Vegan Red Curry Almond Butter Noodles + Veggies

Oooooh man. This noodle dish is my dream / new favourite dinner. It's simple, quick and nutritious and combines the lush creaminess of almond butter with fragrant red curry paste and a zip of fresh lime.

I sometimes forget how much incredible flavour a spoonful of curry paste can add to any dish. It can be found at many grocery stores or markets and contains the pungent flavours of red chili, lemongrass, ginger, garlic and coriander. As for the almond butter, it combines with the curry paste, salty tamari and zesty lime to coat these noodles in a luxurious richness. They’re perfectly creamy, salty and slightly sweet - truly everything you’d want (or at least, I would want) in a noodle dish.

It's absolutely no secret that I am completely addicted to almond butter and I love it on most things, but trust me on this one! This is one of my all-time favourite dinners that I typically make once a week, and I hope it becomes yours too ;)

As usual, this is an excellent meal prep dish as well. You can even keep the noodles, veggies and sauce separate and mix everything as soon as you're ready to eat! Feel free to also add protein here - crispy tofu, roasted chicken or a portion of salmon/trout would round this dish out beautifully.

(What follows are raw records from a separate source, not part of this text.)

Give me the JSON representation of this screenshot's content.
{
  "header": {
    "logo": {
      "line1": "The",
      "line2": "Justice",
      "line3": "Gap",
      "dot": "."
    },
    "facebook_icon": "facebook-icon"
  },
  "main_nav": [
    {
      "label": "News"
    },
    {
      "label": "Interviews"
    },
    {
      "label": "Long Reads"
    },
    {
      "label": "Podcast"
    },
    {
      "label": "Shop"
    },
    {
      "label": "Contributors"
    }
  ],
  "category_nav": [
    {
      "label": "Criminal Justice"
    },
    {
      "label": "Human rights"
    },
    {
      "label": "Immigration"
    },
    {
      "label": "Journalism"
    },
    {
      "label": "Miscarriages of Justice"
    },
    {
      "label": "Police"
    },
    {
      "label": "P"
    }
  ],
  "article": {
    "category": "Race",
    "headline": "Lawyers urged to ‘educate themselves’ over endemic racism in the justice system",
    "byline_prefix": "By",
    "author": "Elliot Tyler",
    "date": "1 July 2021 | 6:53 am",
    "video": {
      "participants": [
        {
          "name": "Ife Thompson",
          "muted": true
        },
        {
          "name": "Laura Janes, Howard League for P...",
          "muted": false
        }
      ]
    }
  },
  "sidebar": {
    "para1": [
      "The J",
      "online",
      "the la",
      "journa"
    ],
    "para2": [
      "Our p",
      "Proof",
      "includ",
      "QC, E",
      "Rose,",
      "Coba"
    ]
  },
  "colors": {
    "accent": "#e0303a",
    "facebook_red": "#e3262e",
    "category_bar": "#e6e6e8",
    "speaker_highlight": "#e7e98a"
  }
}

Enjoy!

Vegan Red Curry Almond Butter Noodles + Veggies


Ingredients

For the sauce:

  • ¼ cup + 2 tbsp natural almond butter 

  • 3 tbsp tamari

  • 2 tbsp rice vinegar

  • 1 tbsp red curry paste

  • 1 tbsp maple syrup or honey

  • 1-2 tsp chili crisp or other spicy sauce, if desired

For the noodles:

  • 1/2 package of rice noodles (I use brown rice fettuccine)

  • 2 tbsp avocado or coconut oil, divided

  • 1 head of broccoli, chopped into small florets

  • 1/2 head of purple cabbage, sliced thin (optional)

  • Chopped cilantro, for topping

  • Peanuts and/or sesame seeds, for topping

  • Lime

  • Cooked protein like crispy tofu, if desired

Method

Whisk all of your sauce ingredients together in a small bowl or jar until smooth.

Cook your noodles until al dente according to the package directions (you want them a bit undercooked). Strain noodles and save about 1/2 cup of the cooking water. Rinse noodles with cold water.

To steam the broccoli: add broccoli to your pot of noodles during the last 2-3 minutes of cooking time, then drain and rinse with your noodles in cold water.

To saute the broccoli: in a large skillet or wok, heat 1 tbsp avocado oil over medium-high. Add the broccoli and a big pinch of salt and cook for 5-7 minutes or until one side is slightly charred, then flip the pieces and cook on the other side for an additional 5 minutes. The pieces should be slightly tender but with a bite (cover the pan if needed). Remove and place in a bowl to set aside.

In the same pan, heat your other 1 tbsp of oil over medium. Add the shredded cabbage and a big pinch of salt and cook for 5 minutes, stirring, until the cabbage is slightly tender and just starting to brown.

To the pan with the cabbage, add in your cooked noodles, cooked broccoli and the red curry almond butter sauce. Pour in some of the noodle cooking water. Stir to combine everything well and let the noodles cook in the pan for an additional 2-3 minutes over medium-low heat to soften, tossing constantly to create a glossy sauce coating. Keep adding more noodle cooking water as needed to loosen up the sauce. When the sauce is your desired texture and the noodles are cooked to your liking, remove from the heat and add a squeeze of lime and chopped cilantro, then sprinkle with peanuts or sesame seeds if using.

Serve alongside protein of choice (I love to toss in some crispy tofu). Enjoy!